Victim of Child labour continued

Child Labour
The struggles of a girl child, “not born with a silver spoonpoverty plays an enormous role in the phenomenon of child labour. Because of gender discrimination in the household, the community and, indeed, all levels of society, girls face multiple disadvantages. These vulnerabilities are stronger in rural areas, where poverty, traditions and lack of infrastructure and services prevail, including lack of access to quality education. Being desperate for money when poverty looms, poor families around the world especially in some parts of Africa, are forced to push even young children most times girls to work to support the family's income. “For poor families the small contribution of a child's income or assistance at home that allows the parents to work can make the difference between hunger and a bare sufficiency,” according to the 1997 UNICEF report. A study of nine Latin American countries found that without the income of working children aged 13 to 17, the poverty rate would climb by 10 to 20 percent, the report found out that many desperately poor parents pledge their children, sometimes as early as four years of age, to factory owners in exchange for modest loans, sometimes as small as $15. This practice is known as bonded Labour, and is little different from slavery, this act is also indirectly practiced in Africa.
Some parents especially in Togo, Benin Republic, and some other parts of West Africa, voluntarily release their girl child for trafficking so as to make ends meet. And in turn! Most female teenagers often find themselves involuntarily in another form of virtual servitude: prostitution (Sexual abuse). This occurs when adults use children for sexual gratification or expose them to sexual activities. Sexual abuse may begin with kissing or fondling and progress to more intrusive sexual acts, such as oral sex and vaginal or anal penetration. Some girls have been lured or forced into commercial sexual exploitation through this means. Young teenagers, most especially females, are often the victims of a practice called sex tourism in which wealthy vacationers travel to tourist site throughout the world in search of sex. Most time some of the work of young people in this sector is considered legitimate but there are indications of considerable abuse. Low pay is the norm, and in some tourist areas, children’s work  in hotels and restaurants is linked to prostitution. In at least one example, child hotel workers received such low pay that they had to take loans from their employers, the terms of the interest  and repayment often led to debt bondage  adding to the tragedy, if these children prostitutes ever escape and find their way home, they are often stigmatized and rejected by their families and communities, this in turn emotionally destroys their self-esteem.

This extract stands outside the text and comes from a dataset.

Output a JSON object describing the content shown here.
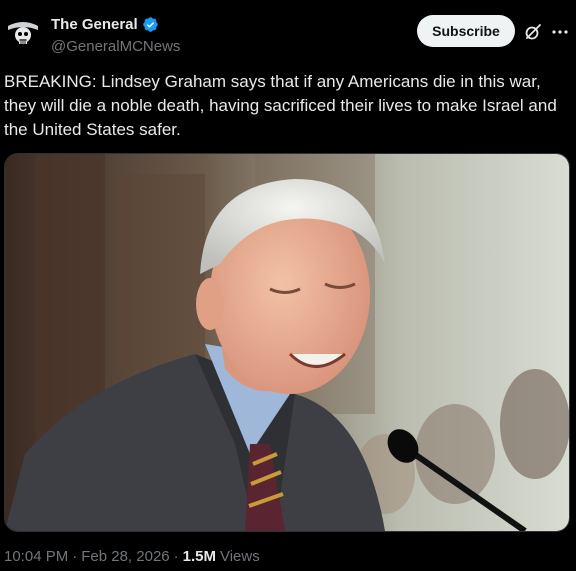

In some other cases, a girl as young as ten-year-old can be made to wake every morning as early as 5 am, she trudges out to nearby well to fetch water for her master's household. Every day she would also help to prepare and serve the family's meals, runs errands, sweeps the yard, washes dishes and clothes, and other house chores. She lacks basic needs like shoes clothing, and she’s fed with leftovers most of the time, she sleeps outdoors or on the bare floor. She is frequently beaten with a leather strap. Various works that are been done by these young girls can be termed as child labour. Although It is generally accepted that not all work should be considered as negative for children, since it may be a way for developing one’s personality, maturity and skills. But there should be set standards for such work, for instance the type of work done and the numbers of hours used in doing such work should be considered. Chores that are harmful to a child’s health or development and Detrimental to school attendance such as hawking could be considered as child Labour.